A will is a legal document that a person creates in order to clarify how they wish their property to be distributed once they die. This property may be real property, or personal property. In most states, a will must have each of the following in order to be valid and legally enforceable:

  • The will must be in writing;
  • The will must be signed by the will’s creator, or testator;
  • The will must be witnessed by at least two competent witnesses; and
  • The testator must have testamentary capacity.

As a will is a legal document, it is a very important tool that carries much authority in regards to a person’s property, money, and other assets. Because of this, it should not be surprising that there are often conflicts over what a will says. Such conflicts are referred to as “will contests” and generally involve the recipients, or beneficiaries, disputing over various terms of the will. To contest a will means to challenge the authority or validity of the will as well as its provisions.

Contesting a will often leads to a legal battle. Some of the most common examples of will contests include:

  • Disputes concerning which family member is entitled to what specific property;
  • Disputes regarding the amount of money to be distributed to a specific person;
  • Conflicts over specific items, such as heirlooms;
  • Conflicts as to whether a person is actually entitled to receive an inheritance; and
  • Various other disputes, usually regarding the testator’s intentions.

In general, a person will mostly contest a will when they feel they are being cheated out of what the testator intended for them to receive, such as their rightful inheritance. Thus, that person will believe that the distribution is unfair or otherwise not in accordance with the decedent’s actual wishes and intentions.

Who May Contest a Will? What Are the Legal Grounds for Contesting a Will?

Not everyone involved with the testator may contest their will. In fact, only a person who has what is referred to as “standing” may contest a will. A person who has standing to contest a will is someone who is named in the actual will document, and is therefore a beneficiary.

Also, someone who would lose their inheritance under the will if the will was deemed invalid could have standing to contest the will. States may have their own individual laws regarding standing as well as wills and estates, so it is important to check with a local attorney before attempting to establish standing and contest a will.

There are several legal arguments or grounds that allow a person to contest a will. Again, these may vary from state to state. In general, these arguments or grounds include:

  • Mistakes or errors in the will, sometimes proven and clarified by other documents authored by the decedent;
  • Ambiguous language used in the will;
  • Lack of mental capacity, as in the testator was not sound of mind when creating their will; and
  • Fraud or duress, if it is believed that the will was created under fraudulent conditions or the threat of harm.

A no-contest or anti contest clause may be placed in a will. This states that any beneficiary who attempts to contest the will terms will automatically forfeit any claim they may have to an inheritance under the will.
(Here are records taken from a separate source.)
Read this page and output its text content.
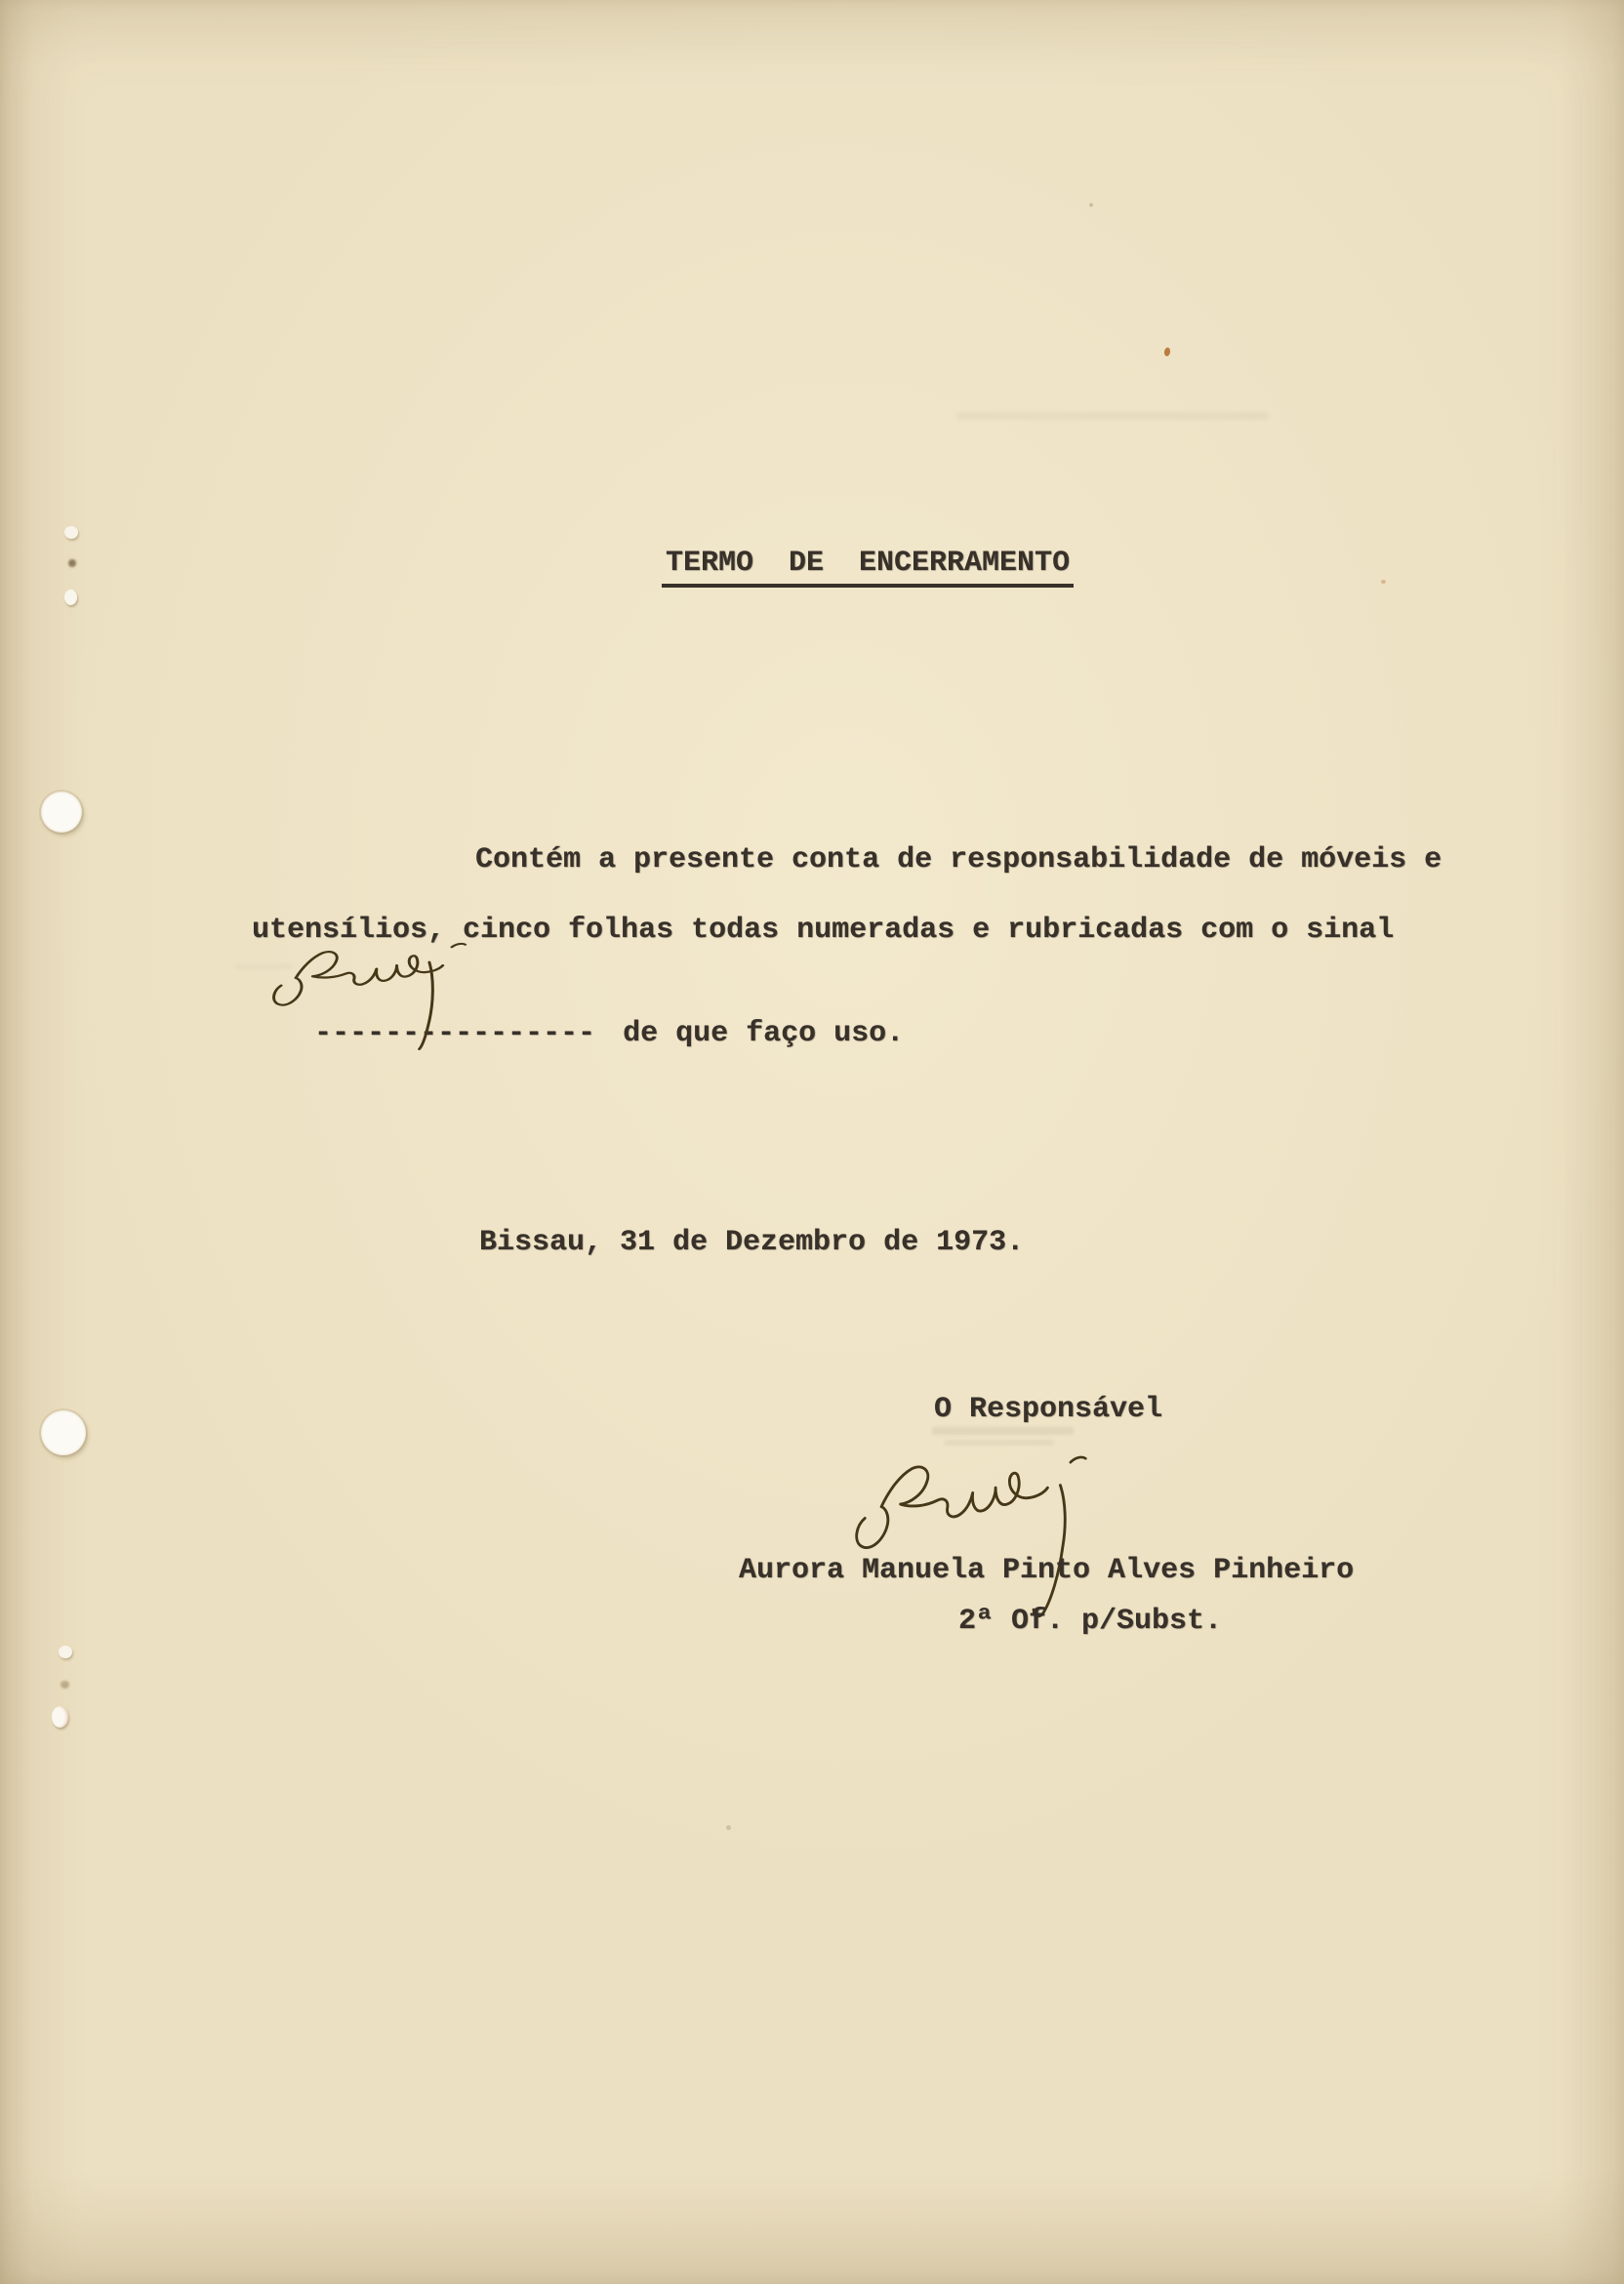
TERMO  DE  ENCERRAMENTO
Contém a presente conta de responsabilidade de móveis e
utensílios, cinco folhas todas numeradas e rubricadas com o sinal

---------------- de que faço uso.

Bissau, 31 de Dezembro de 1973.
O Responsável
Aurora Manuela Pinto Alves Pinheiro
2ª Of. p/Subst.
However, they may be exceptions to this, depending on the specific circumstances that lead a beneficiary to contest the will despite a no-contest clause. An example of this would be if the beneficiary believed the testator was under duress when creating their will. Florida and Indiana do not allow anti contest clauses, while the rest of the U.S. recognize or allow them, subject to local state limitations and provisions.

How Is a Will Contested? How Can it be Avoided?

Contesting a will generally begins with filing a lawsuit with the probate court. This could involve submitting various documents that highlight your reasons for contesting the will. It is important that you state the exact grounds for contesting the will. An example of this would be that you believe fraud was involved in the will’s creation. There could be filing deadlines associated with contesting a will. It could be beneficial to retain an attorney to assist you in this process.

Wills are often contested when a will is poorly written. As such, most will contests may be avoided through a properly-written will that uses clear language and is as specific as possible. Avoiding vague language is one of the best ways to avoid a will contest later on. Additionally, if you are creating a will and your wishes change over the course of your lifetime, you may consider modifying your will in order to reflect your new wishes regarding property distribution.

If there is a previous will document in existence, that could complicate matters and cause confusion regarding the testator’s actual intentions and wishes. Courts may need to review other legal documents in order to help determine which will is actually valid, and what the testator’s intentions were.

Do I Need an Attorney to Assist in Contesting a Will?

Although there may be much to gain from contesting a will, it can be a complicated and time consuming process that requires knowledge of local and state laws. A skilled and knowledgeable estate attorney can help determine the correct contest process for your state, as well as determine if you have standing to do so. If you are looking to draft a legally sound will and avoid having it contested later on, an estate attorney can also assist in estate planning.